Robert Khoo: Webcomics, the model

For those who don't know, my background is primarily in management consulting. It was a career filled with two-week stints in hostile environments that, in short, needed to figure out how to achieve X with the means of Y. Even though I specialized in enterprise technology, each segment was a little different and each company had their own way of doing things. In order to cope with these variances within tight timetables, every consultant had these very broad-stroke models beat into our heads to help understand how  certain industries ticked. Businesses are businesses, but there are certain base-layer truisms across the board, often portrayed as simplified charts or graphs that give an easy-to-understand perspectives that, although usually fitting no single company, gave you an understanding on what the landscape was.

From those experiences I've been permanently wired to think that way. Everything I see has structure. There's always some sort of system, and no matter how organic the scenario, I immediately compartmentalize it into something that I can base my thinking and learning on. 
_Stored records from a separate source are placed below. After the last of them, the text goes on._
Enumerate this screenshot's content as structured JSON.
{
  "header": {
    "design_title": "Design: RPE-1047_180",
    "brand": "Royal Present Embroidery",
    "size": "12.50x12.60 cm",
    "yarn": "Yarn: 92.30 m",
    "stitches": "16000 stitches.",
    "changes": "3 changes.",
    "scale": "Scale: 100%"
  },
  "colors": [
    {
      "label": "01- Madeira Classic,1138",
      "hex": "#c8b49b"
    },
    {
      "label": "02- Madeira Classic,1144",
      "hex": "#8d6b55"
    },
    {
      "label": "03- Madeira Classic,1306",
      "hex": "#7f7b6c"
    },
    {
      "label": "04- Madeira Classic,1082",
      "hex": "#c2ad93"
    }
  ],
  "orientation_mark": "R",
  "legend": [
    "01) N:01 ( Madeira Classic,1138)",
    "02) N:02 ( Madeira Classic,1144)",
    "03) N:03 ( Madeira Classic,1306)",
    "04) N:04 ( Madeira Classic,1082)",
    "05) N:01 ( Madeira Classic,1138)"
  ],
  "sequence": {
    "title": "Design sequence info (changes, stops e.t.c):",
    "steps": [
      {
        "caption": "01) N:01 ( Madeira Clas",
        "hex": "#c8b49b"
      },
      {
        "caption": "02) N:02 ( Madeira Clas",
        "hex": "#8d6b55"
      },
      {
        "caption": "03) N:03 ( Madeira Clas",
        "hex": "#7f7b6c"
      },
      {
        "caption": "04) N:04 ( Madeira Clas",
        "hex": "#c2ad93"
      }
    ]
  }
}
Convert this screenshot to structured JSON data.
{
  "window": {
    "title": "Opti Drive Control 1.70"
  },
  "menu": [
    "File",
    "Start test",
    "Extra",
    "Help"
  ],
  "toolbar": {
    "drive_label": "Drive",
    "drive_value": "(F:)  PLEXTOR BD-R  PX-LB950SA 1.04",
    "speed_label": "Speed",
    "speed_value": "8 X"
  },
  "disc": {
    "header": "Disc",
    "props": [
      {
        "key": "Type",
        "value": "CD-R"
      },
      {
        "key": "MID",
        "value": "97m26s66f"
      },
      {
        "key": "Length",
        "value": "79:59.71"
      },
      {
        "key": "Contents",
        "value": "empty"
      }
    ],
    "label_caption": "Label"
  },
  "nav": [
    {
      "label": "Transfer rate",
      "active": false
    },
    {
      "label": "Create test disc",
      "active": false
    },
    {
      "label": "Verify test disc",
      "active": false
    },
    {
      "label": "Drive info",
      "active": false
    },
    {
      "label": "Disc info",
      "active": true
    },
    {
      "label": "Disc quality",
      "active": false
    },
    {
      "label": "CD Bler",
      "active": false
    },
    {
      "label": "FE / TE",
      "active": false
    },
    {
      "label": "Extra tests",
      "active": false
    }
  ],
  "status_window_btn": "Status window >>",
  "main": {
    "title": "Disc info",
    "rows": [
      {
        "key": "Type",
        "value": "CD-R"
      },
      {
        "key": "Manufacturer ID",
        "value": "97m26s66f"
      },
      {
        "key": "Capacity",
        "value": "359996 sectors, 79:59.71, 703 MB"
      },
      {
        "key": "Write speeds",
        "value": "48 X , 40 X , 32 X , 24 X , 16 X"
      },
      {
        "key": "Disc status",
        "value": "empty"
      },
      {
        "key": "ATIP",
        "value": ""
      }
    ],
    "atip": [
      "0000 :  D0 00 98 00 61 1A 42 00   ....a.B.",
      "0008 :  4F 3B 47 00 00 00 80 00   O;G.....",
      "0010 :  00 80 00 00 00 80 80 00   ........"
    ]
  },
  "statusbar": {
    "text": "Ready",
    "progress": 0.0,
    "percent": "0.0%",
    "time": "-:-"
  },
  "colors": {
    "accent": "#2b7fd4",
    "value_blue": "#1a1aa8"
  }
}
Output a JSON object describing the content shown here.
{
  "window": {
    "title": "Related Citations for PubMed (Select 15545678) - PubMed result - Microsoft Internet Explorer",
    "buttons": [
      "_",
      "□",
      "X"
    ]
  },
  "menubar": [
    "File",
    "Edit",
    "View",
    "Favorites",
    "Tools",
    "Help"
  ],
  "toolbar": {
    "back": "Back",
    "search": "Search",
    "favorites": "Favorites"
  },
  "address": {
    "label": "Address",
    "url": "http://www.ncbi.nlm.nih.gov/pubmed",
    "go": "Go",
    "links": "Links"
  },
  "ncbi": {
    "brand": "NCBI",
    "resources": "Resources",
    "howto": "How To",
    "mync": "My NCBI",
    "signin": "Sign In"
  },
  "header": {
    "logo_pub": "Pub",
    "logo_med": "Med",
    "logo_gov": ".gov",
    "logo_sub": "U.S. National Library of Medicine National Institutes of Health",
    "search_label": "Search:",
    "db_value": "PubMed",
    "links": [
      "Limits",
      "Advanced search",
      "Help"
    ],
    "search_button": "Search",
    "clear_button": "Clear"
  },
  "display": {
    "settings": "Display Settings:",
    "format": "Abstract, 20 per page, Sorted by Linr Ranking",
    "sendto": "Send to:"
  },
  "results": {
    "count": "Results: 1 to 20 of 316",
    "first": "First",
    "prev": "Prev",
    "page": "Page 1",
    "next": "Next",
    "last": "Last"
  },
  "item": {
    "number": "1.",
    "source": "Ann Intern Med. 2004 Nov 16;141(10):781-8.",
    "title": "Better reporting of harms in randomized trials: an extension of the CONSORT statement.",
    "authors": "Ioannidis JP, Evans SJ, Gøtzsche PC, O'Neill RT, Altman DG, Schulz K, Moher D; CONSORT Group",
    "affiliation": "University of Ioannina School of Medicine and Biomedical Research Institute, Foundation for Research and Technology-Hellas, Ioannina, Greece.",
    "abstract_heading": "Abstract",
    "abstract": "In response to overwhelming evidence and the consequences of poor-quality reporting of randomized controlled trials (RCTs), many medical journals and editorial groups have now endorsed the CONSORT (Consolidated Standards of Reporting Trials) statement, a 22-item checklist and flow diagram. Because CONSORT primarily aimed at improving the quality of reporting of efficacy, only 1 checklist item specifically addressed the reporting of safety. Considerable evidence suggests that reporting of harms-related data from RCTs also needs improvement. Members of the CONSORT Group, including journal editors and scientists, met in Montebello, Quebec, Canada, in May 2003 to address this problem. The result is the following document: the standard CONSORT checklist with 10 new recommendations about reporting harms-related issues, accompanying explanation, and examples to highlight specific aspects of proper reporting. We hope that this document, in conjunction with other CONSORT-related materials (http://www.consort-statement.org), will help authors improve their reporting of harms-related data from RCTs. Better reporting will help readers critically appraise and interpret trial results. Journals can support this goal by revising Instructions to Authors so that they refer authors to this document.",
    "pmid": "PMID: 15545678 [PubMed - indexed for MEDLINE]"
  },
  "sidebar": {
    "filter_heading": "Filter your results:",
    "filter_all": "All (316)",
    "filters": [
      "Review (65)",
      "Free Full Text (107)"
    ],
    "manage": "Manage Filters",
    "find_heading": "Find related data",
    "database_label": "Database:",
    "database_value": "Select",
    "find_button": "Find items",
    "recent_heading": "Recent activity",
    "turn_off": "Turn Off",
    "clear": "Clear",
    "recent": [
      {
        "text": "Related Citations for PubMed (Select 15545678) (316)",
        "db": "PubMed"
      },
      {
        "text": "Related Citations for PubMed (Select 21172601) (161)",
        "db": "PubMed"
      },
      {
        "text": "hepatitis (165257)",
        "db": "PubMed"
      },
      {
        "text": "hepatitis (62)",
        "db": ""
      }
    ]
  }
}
That said, I figured I'd be a good exercise for my initial piece to give the webcomic space a go, as we could base future discussions and discourse on it. By no means is it the end-all, be-all snapshot of the industry, but it's a solid starting point in which to gain perspective from. You guys are paying for this stuff, so I'll try to use as many hard numbers as I can to give you a good idea of what category you may fall into. I'll also preface this by saying again, not everyone will fit into this paradigm, as there are always exceptions to any ecosystem.